Juliette Kang (born September 6, 1975) is a Canadian violinist. In 1994, she earned the gold medal at the International Violin Competition of Indianapolis. Kang went on to have an international solo career. She joined the Philadelphia Orchestra in 2005, where she holds the position of first associate concertmaster.

== Early life, education, and early performances ==
Kang was born in Edmonton, Alberta, on September 6, 1975. Her parents (her father was an urban planner; her mother, a piano teacher) had immigrated to Canada from Korea. She was a child prodigy, beginning violin lessons at age four in a Suzuki class and soon starting lessons with Edmonton Symphony Orchestra concertmaster James Keene. She made her concerto debut in Montreal at age seven.

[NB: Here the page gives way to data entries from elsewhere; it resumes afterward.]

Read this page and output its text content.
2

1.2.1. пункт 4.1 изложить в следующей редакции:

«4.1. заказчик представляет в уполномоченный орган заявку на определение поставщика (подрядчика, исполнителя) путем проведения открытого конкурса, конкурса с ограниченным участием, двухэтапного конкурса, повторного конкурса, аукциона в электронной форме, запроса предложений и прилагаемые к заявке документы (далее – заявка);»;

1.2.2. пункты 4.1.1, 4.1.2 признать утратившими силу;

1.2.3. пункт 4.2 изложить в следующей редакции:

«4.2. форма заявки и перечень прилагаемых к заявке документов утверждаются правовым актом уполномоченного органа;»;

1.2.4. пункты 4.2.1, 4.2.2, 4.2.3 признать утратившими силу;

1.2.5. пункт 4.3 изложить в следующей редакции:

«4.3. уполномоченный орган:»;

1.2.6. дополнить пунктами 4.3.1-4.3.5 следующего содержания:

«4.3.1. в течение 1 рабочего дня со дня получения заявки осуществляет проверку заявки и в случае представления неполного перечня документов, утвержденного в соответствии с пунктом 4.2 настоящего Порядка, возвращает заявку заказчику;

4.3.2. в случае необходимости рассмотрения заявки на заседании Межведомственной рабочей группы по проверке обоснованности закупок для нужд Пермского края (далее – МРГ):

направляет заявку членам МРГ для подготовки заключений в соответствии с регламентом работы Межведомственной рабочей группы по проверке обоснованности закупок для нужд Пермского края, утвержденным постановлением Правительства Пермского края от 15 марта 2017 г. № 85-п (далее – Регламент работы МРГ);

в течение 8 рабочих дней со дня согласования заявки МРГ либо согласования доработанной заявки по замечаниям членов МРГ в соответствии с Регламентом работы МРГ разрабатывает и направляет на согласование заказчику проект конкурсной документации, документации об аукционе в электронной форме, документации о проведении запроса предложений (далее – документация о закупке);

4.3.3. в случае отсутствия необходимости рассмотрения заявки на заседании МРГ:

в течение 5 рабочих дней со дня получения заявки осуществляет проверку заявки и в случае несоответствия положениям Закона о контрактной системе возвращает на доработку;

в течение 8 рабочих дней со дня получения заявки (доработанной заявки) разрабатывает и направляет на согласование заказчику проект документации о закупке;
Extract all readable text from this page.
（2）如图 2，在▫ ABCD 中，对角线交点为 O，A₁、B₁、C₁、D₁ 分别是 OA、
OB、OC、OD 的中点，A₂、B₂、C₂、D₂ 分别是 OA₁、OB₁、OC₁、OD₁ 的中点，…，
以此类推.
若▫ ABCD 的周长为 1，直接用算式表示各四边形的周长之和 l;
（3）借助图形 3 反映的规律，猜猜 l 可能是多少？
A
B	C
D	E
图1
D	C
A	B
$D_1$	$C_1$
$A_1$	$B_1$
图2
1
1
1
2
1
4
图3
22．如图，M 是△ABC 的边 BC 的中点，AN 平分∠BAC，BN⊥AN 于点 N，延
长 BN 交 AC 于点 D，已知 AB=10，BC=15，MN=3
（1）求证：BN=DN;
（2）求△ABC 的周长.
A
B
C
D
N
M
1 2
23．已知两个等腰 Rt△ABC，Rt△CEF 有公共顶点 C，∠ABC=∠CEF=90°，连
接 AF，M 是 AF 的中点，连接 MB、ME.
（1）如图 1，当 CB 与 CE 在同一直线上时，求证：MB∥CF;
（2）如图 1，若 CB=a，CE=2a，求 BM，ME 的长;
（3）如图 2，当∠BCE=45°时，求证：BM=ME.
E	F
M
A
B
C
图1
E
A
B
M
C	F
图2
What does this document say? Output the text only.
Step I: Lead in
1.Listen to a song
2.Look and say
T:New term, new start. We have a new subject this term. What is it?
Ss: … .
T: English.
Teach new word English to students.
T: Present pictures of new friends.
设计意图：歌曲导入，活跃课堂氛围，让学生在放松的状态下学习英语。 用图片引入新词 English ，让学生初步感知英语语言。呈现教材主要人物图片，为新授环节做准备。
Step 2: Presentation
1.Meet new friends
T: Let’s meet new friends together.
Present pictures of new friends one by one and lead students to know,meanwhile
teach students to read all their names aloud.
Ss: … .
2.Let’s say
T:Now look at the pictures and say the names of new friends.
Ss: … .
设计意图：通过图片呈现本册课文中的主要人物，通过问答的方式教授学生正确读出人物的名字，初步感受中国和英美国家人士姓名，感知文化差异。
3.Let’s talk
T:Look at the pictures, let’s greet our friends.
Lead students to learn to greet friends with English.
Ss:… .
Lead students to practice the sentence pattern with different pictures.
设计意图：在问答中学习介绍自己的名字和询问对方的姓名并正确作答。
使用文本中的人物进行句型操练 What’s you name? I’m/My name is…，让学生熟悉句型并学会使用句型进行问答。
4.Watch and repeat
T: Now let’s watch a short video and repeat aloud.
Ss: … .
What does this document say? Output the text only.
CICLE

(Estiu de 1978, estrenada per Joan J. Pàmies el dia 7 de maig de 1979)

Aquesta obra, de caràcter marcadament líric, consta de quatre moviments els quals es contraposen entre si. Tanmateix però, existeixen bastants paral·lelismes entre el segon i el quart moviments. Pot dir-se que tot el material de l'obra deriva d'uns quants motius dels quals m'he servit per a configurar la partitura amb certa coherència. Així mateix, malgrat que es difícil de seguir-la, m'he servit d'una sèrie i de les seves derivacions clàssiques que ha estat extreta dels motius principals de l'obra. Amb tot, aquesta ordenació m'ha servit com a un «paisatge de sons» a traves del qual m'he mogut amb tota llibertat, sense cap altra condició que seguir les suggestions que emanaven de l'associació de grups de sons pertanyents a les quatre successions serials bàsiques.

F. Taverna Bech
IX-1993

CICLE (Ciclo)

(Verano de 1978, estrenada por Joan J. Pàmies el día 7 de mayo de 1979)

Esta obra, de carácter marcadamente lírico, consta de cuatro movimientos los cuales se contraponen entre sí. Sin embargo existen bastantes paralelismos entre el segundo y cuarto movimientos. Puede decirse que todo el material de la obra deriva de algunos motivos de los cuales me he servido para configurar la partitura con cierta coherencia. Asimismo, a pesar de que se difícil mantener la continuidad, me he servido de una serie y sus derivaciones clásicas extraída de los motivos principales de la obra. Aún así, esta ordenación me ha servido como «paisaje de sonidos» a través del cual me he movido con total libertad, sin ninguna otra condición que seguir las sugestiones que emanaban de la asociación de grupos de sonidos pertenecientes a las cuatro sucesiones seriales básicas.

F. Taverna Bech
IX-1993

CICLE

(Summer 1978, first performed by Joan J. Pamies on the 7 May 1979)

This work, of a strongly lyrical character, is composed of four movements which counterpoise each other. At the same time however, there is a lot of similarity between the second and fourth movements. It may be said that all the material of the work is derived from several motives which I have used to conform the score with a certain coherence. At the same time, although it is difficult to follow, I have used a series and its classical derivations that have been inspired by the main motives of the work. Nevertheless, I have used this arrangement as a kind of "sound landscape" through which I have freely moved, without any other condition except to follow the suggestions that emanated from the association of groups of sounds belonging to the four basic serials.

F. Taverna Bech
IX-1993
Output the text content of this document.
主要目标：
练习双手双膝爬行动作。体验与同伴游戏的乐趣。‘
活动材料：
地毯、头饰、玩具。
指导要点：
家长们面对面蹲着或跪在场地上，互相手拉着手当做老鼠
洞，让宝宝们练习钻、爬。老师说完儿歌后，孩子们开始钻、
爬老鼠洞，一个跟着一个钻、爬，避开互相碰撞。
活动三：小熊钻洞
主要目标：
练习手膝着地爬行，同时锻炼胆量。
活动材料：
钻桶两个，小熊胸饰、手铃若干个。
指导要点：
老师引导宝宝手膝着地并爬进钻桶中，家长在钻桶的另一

At age nine, Kang accepted a scholarship to the Curtis Institute of Music in Philadelphia, where she studied with Jascha Brodsky. She earned a Bachelor of Music degree in 1991. She went on to study with Dorothy DeLay at Juilliard, earning a master's degree in 1993.

As a young violinist, Kang won top prizes at multiple competitions, including the 1989 Young Concert Artists international auditions in New York (becoming, at age 13, the youngest artist to win that competition); the 1992 Yehudi Menuhin International Competition for Young Violinists in Paris; the 1992 Philadelphia Orchestra Student Competition; and the 1994 International Violin Competition of Indianapolis.

Kang first performed with her hometown orchestra, the Edmonton Symphony Orchestra, at age 11. She made her New York City recital debut at the 92nd Street Y in 1993. In 1994, she joined the Edmonton Symphony Orchestra for a six-day tour of northern Canada. She made her Carnegie Hall recital debut in 1996.

== Career ==
Kang has performed as a soloist in concertos with orchestras throughout Canada (including the Montreal Symphony Orchestra, the Vancouver Symphony Orchestra, and the Toronto Symphony Orchestra) and the United States (including the Philadelphia Orchestra in subscription concerts, the Indianapolis Symphony Orchestra, the Baltimore Symphony Orchestra, and the San Francisco Symphony). She has also performed internationally with the Orchestre National de France, the Vienna Chamber Orchestra, and the Hong Kong Philharmonic Orchestra.

In 1999, Kang joined the Kennedy Center Opera Orchestra as principal second violin. She then held a first violin position with the Metropolitan Opera Orchestra from 2001 to 2003, then was assistant concertmaster of the Boston Symphony Orchestra from 2003. In 2005, she joined the Philadelphia Orchestra as first associate concertmaster, a position she continues to hold in 2025.

== Personal life ==
In 2001, Kang married cellist Thomas Kraines, whom she had met as a student at Curtis. The couple performs chamber music together. They have two daughters.

== Selected discography ==
- Debut Recording (1994), by Juliette Kang. Discover International.
- Affairs of the Heart: Music of Marjan Mozetich (2000; reissued 2015), by Juliette Kang, Nora Bumanis, Julia Shaw, CBC Vancouver Orchestra, and Mario Bernardi. CBC Records.